Bupati Garut Abdusy Syakur Amin berdiskusi bersama delegasi Korea Selatan mengenai peluang kerja sama pengembangan teknologi pertanian, khususnya budidaya stroberi dan bawang putih, di Ruang Pamengkang, Kecamatan Garut Kota, Jumat (21/8/2026).
GARUT BERKABAR, Garut Kota – Pemerintah Kabupaten Garut mulai membuka peluang kerja sama internasional di bidang pertanian dengan Korea Selatan. Penjajakan tersebut dibahas dalam pertemuan Bupati Garut Abdusy Syakur Amin bersama delegasi Korea Selatan di Ruang Pamengkang, Kecamatan Garut Kota, Jumat (21/8/2026).
Pertemuan ini secara khusus membahas peluang kolaborasi antara Kabupaten Garut dan Kota Damyang, Korea Selatan, dalam penerapan teknologi pertanian, terutama untuk meningkatkan produktivitas serta kualitas komoditas stroberi dan bawang putih.
Delegasi Korea Selatan yang hadir antara lain Shin Min-Ho, Chairman of the Steering Committee for the Jeonnam-Gwangju Integrated Special Metropolitan City Council; Hal Young Chul, President Director PT JIN SUNG KS Indonesia; Minho Seo, Chairman of East Asia Exchange Cooperation Research Institute; serta Park Jae-Chang, Manager PT JIN SUNG KS Indonesia.

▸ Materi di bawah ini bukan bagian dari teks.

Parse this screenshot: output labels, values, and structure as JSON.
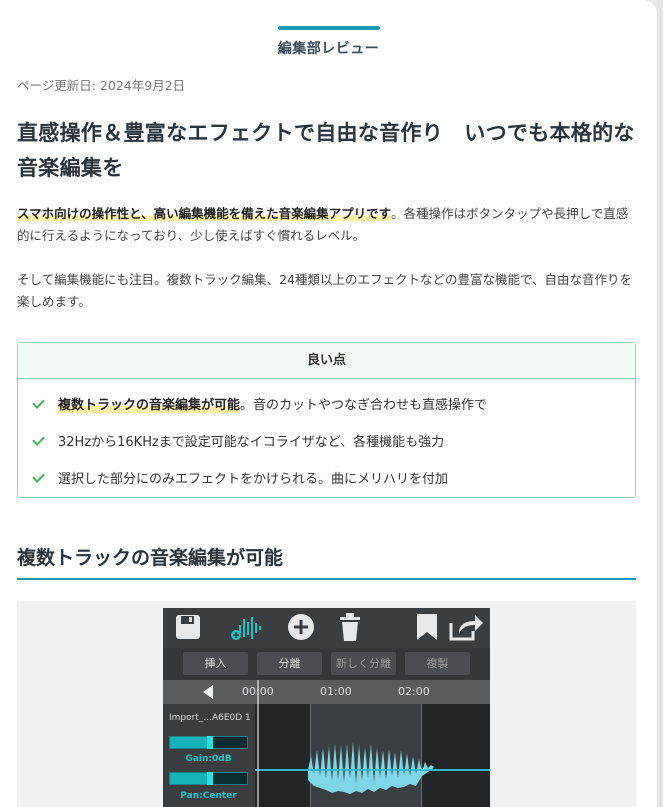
{
  "review_label": "編集部レビュー",
  "update_date": "ページ更新日: 2024年9月2日",
  "title": "直感操作＆豊富なエフェクトで自由な音作り　いつでも本格的な音楽編集を",
  "para1": {
    "highlight": "スマホ向けの操作性と、高い編集機能を備えた音楽編集アプリです",
    "rest": "。各種操作はボタンタップや長押しで直感的に行えるようになっており、少し使えばすぐ慣れるレベル。"
  },
  "para2": "そして編集機能にも注目。複数トラック編集、24種類以上のエフェクトなどの豊富な機能で、自由な音作りを楽しめます。",
  "good_points": {
    "header": "良い点",
    "items": [
      {
        "highlight": "複数トラックの音楽編集が可能",
        "rest": "。音のカットやつなぎ合わせも直感操作で"
      },
      {
        "highlight": "",
        "rest": "32Hzから16KHzまで設定可能なイコライザなど、各種機能も強力"
      },
      {
        "highlight": "",
        "rest": "選択した部分にのみエフェクトをかけられる。曲にメリハリを付加"
      }
    ]
  },
  "section_heading": "複数トラックの音楽編集が可能",
  "app": {
    "buttons": [
      "挿入",
      "分離",
      "新しく分離",
      "複製"
    ],
    "time_ticks": [
      "00:00",
      "01:00",
      "02:00"
    ],
    "track_name": "Import_...A6E0D 1",
    "gain_label": "Gain:0dB",
    "pan_label": "Pan:Center",
    "accent": "#18b3b8",
    "icons": [
      "save-icon",
      "waveform-add-icon",
      "add-circle-icon",
      "trash-icon",
      "bookmark-icon",
      "share-icon"
    ]
  }
}
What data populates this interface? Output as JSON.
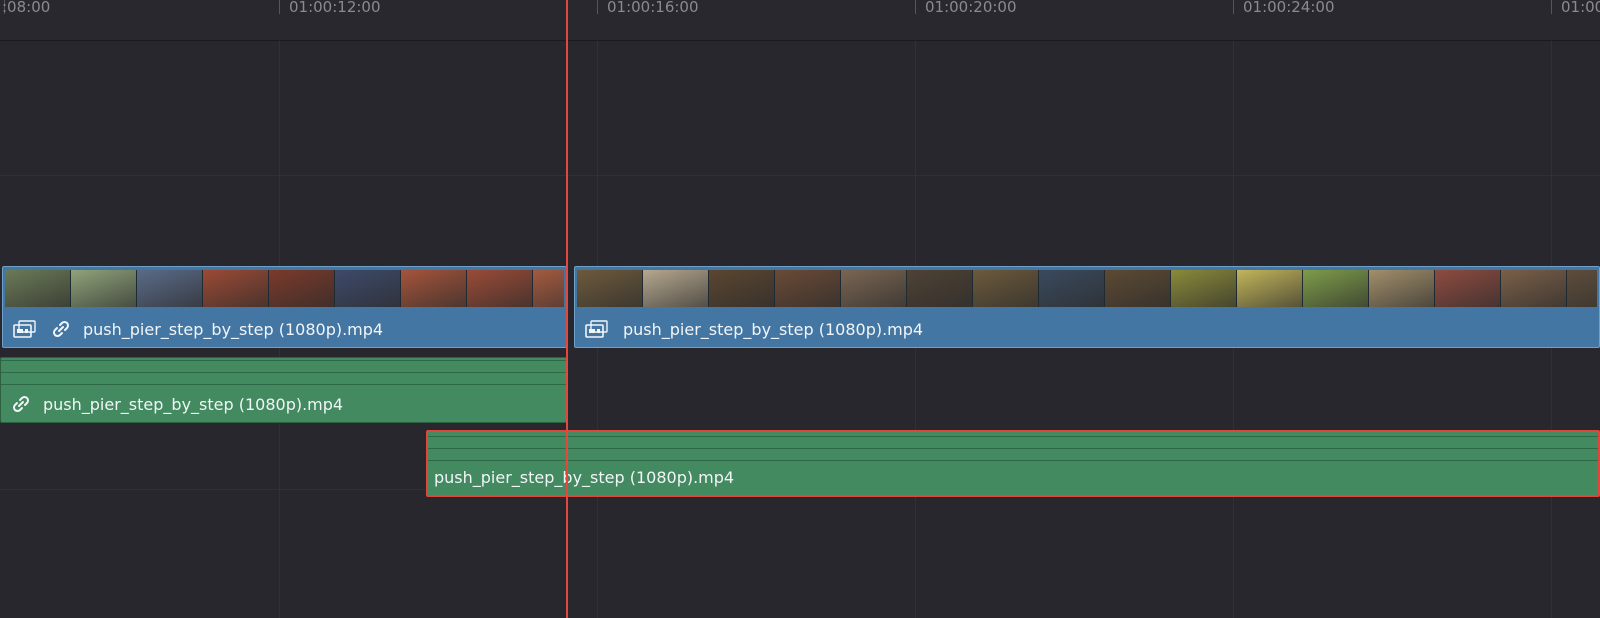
{
  "ruler": {
    "timecodes": [
      ":08:00",
      "01:00:12:00",
      "01:00:16:00",
      "01:00:20:00",
      "01:00:24:00",
      "01:00"
    ]
  },
  "video_track": {
    "clips": [
      {
        "name": "push_pier_step_by_step (1080p).mp4",
        "linked": true
      },
      {
        "name": "push_pier_step_by_step (1080p).mp4",
        "linked": false
      }
    ],
    "thumb_colors_a": [
      "#6b7a57",
      "#8fa37a",
      "#5a6b88",
      "#9b4a35",
      "#7b3a2b",
      "#3d4a6a",
      "#a5543b",
      "#9a4b36",
      "#a35a3f",
      "#c9c6c0"
    ],
    "thumb_colors_b": [
      "#6d5a3c",
      "#b6a88f",
      "#5b4630",
      "#6a4a36",
      "#7a6552",
      "#4e4234",
      "#6c5a3c",
      "#3a4a5e",
      "#5c4a33",
      "#8a8a3a",
      "#c2b55a",
      "#7e9c4a",
      "#a28f6b",
      "#8e4b40",
      "#7a5f48",
      "#5d4d3c"
    ]
  },
  "audio_track_1": {
    "clip": {
      "name": "push_pier_step_by_step (1080p).mp4",
      "linked": true
    }
  },
  "audio_track_2": {
    "clip": {
      "name": "push_pier_step_by_step (1080p).mp4",
      "linked": false,
      "selected": true
    }
  },
  "colors": {
    "video_clip": "#4376a2",
    "audio_clip": "#438a60",
    "playhead": "#e5463e",
    "background": "#27272d"
  }
}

Bupati Abdusy Syakur Amin mengatakan, pertemuan tersebut menjadi tahap awal untuk membangun kerja sama dengan Kota Damyang melalui pertukaran pengetahuan dan penerapan teknologi budidaya yang dinilai dapat mendukung pengembangan pertanian Garut.
Menurutnya, stroberi menjadi salah satu komoditas yang memiliki peluang besar untuk dikembangkan. Teknologi dan varietas stroberi dari Korea Selatan diharapkan dapat menjadi referensi dalam meningkatkan kualitas produksi lokal.
“Kita ingin tingkatkan kualitas dan kuantitasnya untuk lebih baik lagi,” kata Abdusy Syakur.
Selain stroberi, kerja sama juga diarahkan pada pengembangan bawang putih. Komoditas tersebut dinilai strategis karena peningkatan produksi dalam negeri menjadi bagian dari upaya mendukung ketahanan dan swasembada pangan nasional.
Bupati berharap kolaborasi dengan pihak Korea Selatan tidak berhenti pada pembahasan, tetapi dapat dilanjutkan melalui proyek percontohan budidaya yang memberikan manfaat nyata bagi para petani di Kabupaten Garut.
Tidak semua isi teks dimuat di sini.